A few weeks ago my life took a crazy turn when the guy I was living with effectively ended things and asked me to move out. It took me a week or so to get packed up and moved out and I left last week on 26th August. This is a meaningful date for me anyway as it is my ME-versary. This 14th anniversary of the day I became ill was definitely my darkest and there were a number of things I wanted to write about a week ago, but I really was just so emotionally and physically spent, it’s taken me this long to be able to put together some thoughts. In my day to day life, I rarely think about being ill; it’s just the way things are and I get on with my daily activities (or inactivity as is sometimes the case) as best as I can, limited health and all. But it has been so difficult not to get caught in the spiral of “if only I didn’t have ME” these past few weeks.
Back in 2009 when I met the person I had been living with, I was relatively healthy and active, as I was experiencing a brief respite in the severity of my symptoms. But in 2011 I experienced a major relapse and while I have not become as ill as I was prior to 2009, I haven’t exactly been a social butterfly either. So when he cited my illness as one of the reasons he wanted to end things, I honestly could not blame him. He is turning 40 soon and is dealing with his own mid-life crisis. He wants to be more active and to do things that I guess remind him that he’s not old and past it. Having a ME ghost haunting the house can severely cramp one’s style, and I have really been very ill this past year.

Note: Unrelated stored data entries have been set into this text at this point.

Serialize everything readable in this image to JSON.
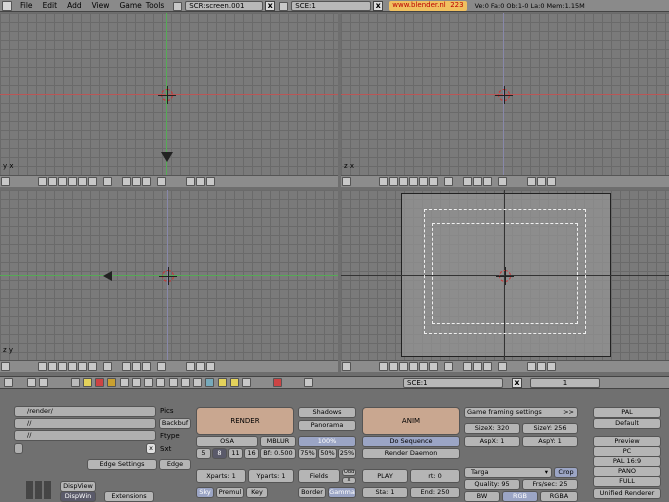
{
  "menubar": {
    "items": [
      "File",
      "Edit",
      "Add",
      "View",
      "Game",
      "Tools"
    ],
    "screen": "SCR:screen.001",
    "scene": "SCE:1",
    "url": "www.blender.nl",
    "version": "223",
    "stats": "Ve:0 Fa:0  Ob:1-0  La:0  Mem:1.15M"
  },
  "viewports": {
    "top_left_axis": "y x",
    "bottom_left_axis": "z y",
    "top_right_axis": "z x"
  },
  "buttons_header": {
    "scene": "SCE:1",
    "frame": "1"
  },
  "render": {
    "paths": {
      "pics": "/render/",
      "backbuf": "//",
      "ftype": "//"
    },
    "labels": {
      "pics": "Pics",
      "backbuf": "Backbuf",
      "ftype": "Ftype",
      "sxt": "Sxt",
      "edge_settings": "Edge Settings",
      "edge": "Edge",
      "dispview": "DispView",
      "dispwin": "DispWin",
      "extensions": "Extensions"
    },
    "render_btn": "RENDER",
    "shadows": "Shadows",
    "panorama": "Panorama",
    "anim_btn": "ANIM",
    "osa": "OSA",
    "mblur": "MBLUR",
    "percent100": "100%",
    "osa_vals": [
      "5",
      "8",
      "11",
      "16"
    ],
    "bf": "Bf: 0.500",
    "pct": [
      "75%",
      "50%",
      "25%"
    ],
    "do_sequence": "Do Sequence",
    "render_daemon": "Render Daemon",
    "xparts": "Xparts: 1",
    "yparts": "Yparts: 1",
    "fields": "Fields",
    "odd": "Odd",
    "x": "x",
    "play": "PLAY",
    "rt": "rt: 0",
    "sky": "Sky",
    "premul": "Premul",
    "key": "Key",
    "border": "Border",
    "gamma": "Gamma",
    "sta": "Sta: 1",
    "end": "End: 250",
    "framing": "Game framing settings",
    "sizex": "SizeX: 320",
    "sizey": "SizeY: 256",
    "aspx": "AspX: 1",
    "aspy": "AspY: 1",
    "format": "Targa",
    "crop": "Crop",
    "quality": "Quality: 95",
    "frs": "Frs/sec: 25",
    "bw": "BW",
    "rgb": "RGB",
    "rgba": "RGBA",
    "presets": [
      "PAL",
      "Default",
      "Preview",
      "PC",
      "PAL 16:9",
      "PANO",
      "FULL",
      "Unified Renderer"
    ]
  }
}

Then there’s the issue of what I do now and where I’ll live as I am effectively penniless and homeless. I could move back into my parents’ house, but everything in me is against doing that. It seems like too much of a regression; I am no longer the same person I was when I lived there before. But the fact remains that this illness does severely limit the work that I do. While I work full-time hours on my writing and blogging, I am not financially solvent and so cannot support myself fully. I have to admit that this has been the cause of the biggest upset for me. There were some very dark hours when all I could think was that I will turn 40 in January and yet I have nothing. I have spent the last 14 years hampered by this illness and those were meant to be the years I created and formed my life.

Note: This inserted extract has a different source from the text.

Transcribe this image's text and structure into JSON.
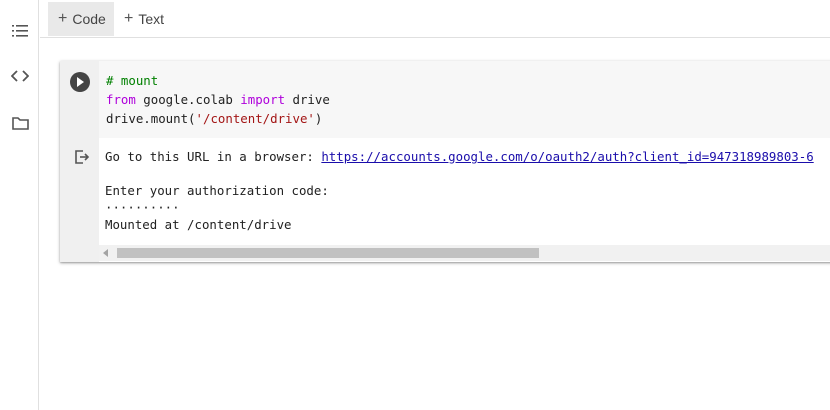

However, it’s not all doom and gloom. As ME sufferers, we are all too familiar with how many relationships (friends and even family members) fall by the wayside the more ill we become and are less able to interact with others. But I have been very lucky and I have people in my life who are here with me. My mum has been amazing, both in supporting me emotionally and in almost single-handedly helping me to move my belongings out. Then there is my best friend Ami. I’ve known her since we were in nursery school together. She came and got me on that last day and I have been at her house for this past week. This is despite some pretty major things going on in her life at this time too. There are other people too; my sisters and a cousin who have been offering me help in every way possible. So while I may not have much in the way of possessions, I have love and support. It is so much more than I could ever hope for.

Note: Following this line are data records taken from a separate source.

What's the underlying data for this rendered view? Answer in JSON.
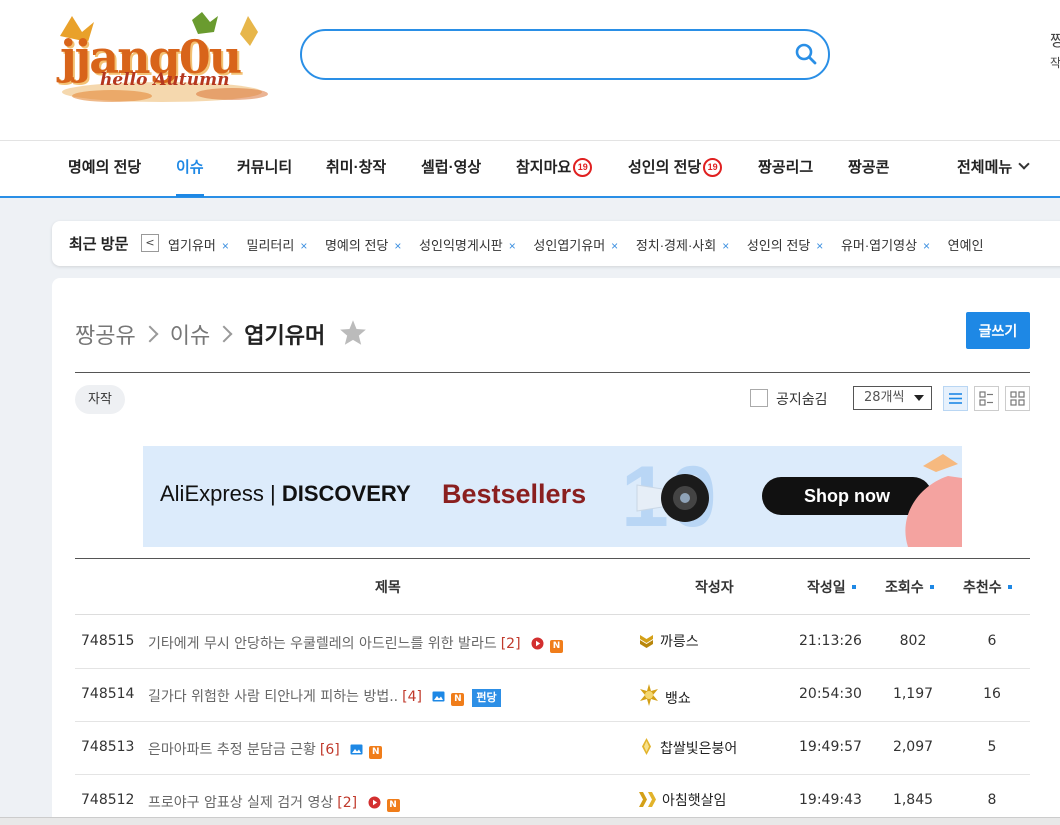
{
  "logo": {
    "name": "jjang0u",
    "tagline": "hello Autumn"
  },
  "search": {
    "placeholder": "",
    "value": ""
  },
  "top_right": {
    "line1": "짱",
    "line2": "작"
  },
  "nav": {
    "items": [
      {
        "label": "명예의 전당"
      },
      {
        "label": "이슈"
      },
      {
        "label": "커뮤니티"
      },
      {
        "label": "취미·창작"
      },
      {
        "label": "셀럽·영상"
      },
      {
        "label": "참지마요",
        "badge": "19"
      },
      {
        "label": "성인의 전당",
        "badge": "19"
      },
      {
        "label": "짱공리그"
      },
      {
        "label": "짱공콘"
      }
    ],
    "all_menu": "전체메뉴"
  },
  "recent": {
    "title": "최근 방문",
    "prev_glyph": "<",
    "close_glyph": "×",
    "items": [
      "엽기유머",
      "밀리터리",
      "명예의 전당",
      "성인익명게시판",
      "성인엽기유머",
      "정치·경제·사회",
      "성인의 전당",
      "유머·엽기영상",
      "연예인"
    ]
  },
  "breadcrumb": {
    "root": "짱공유",
    "section": "이슈",
    "current": "엽기유머"
  },
  "write_button": "글쓰기",
  "filters": {
    "tag": "자작",
    "hide_notice": "공지숨김",
    "per_page": "28개씩"
  },
  "ad": {
    "brand_a": "AliExpress",
    "brand_b": "DISCOVERY",
    "title": "Bestsellers",
    "number": "10",
    "cta": "Shop now"
  },
  "table": {
    "headers": {
      "title": "제목",
      "author": "작성자",
      "date": "작성일",
      "views": "조회수",
      "recommend": "추천수"
    },
    "rows": [
      {
        "num": "748515",
        "title": "기타에게 무시 안당하는 우쿨렐레의 아드린느를 위한 발라드",
        "comments": "[2]",
        "icons": [
          "video",
          "new"
        ],
        "hot": "",
        "author": "까릉스",
        "level": "gold-chevron",
        "time": "21:13:26",
        "views": "802",
        "rec": "6"
      },
      {
        "num": "748514",
        "title": "길가다 위험한 사람 티안나게 피하는 방법..",
        "comments": "[4]",
        "icons": [
          "image",
          "new"
        ],
        "hot": "펀당",
        "author": "뱅쇼",
        "level": "gold-sun",
        "time": "20:54:30",
        "views": "1,197",
        "rec": "16"
      },
      {
        "num": "748513",
        "title": "은마아파트 추정 분담금 근황",
        "comments": "[6]",
        "icons": [
          "image",
          "new"
        ],
        "hot": "",
        "author": "찹쌀빛은붕어",
        "level": "gold-drop",
        "time": "19:49:57",
        "views": "2,097",
        "rec": "5"
      },
      {
        "num": "748512",
        "title": "프로야구 암표상 실제 검거 영상",
        "comments": "[2]",
        "icons": [
          "video",
          "new"
        ],
        "hot": "",
        "author": "아침햇살임",
        "level": "gold-double",
        "time": "19:49:43",
        "views": "1,845",
        "rec": "8"
      }
    ]
  },
  "colors": {
    "accent": "#1e88e5",
    "comment": "#c0392b",
    "new_badge": "#f07d1a",
    "badge19": "#e02020"
  }
}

I’ve been nursing my wounds and getting my bearings, but I will need to formulate a plan soon. For the time being I am a vagabond and totally dependent on the goodwill of my friends and family. The self-recriminations could come so easily at this time. If I was strong and healthy, perhaps I would be in a much better situation, but perhaps not. After all there are so many people in the country who, for one reason and another, are in the same boat as me. A quick glance at the news shows people who are in even worse situations than what I am in. So while I could easily be swept away in an ocean of depression and self-pity, instead I choose to be grateful for the angels in my life at this time and to look to the future. I do have one; I just need to decide what I want to do with it.
Before I wrap this up I just want to explain the image that I used for the quote. I took that when I was on one of my walks. I was so grateful that day to be able to walk, to just be alive and to be living in such a wonderful part of a city that I love. I may no longer be there, but I am grateful nonetheless.
Do you ever have “If only I didn’t have ME” moments? What gets you through those dark times?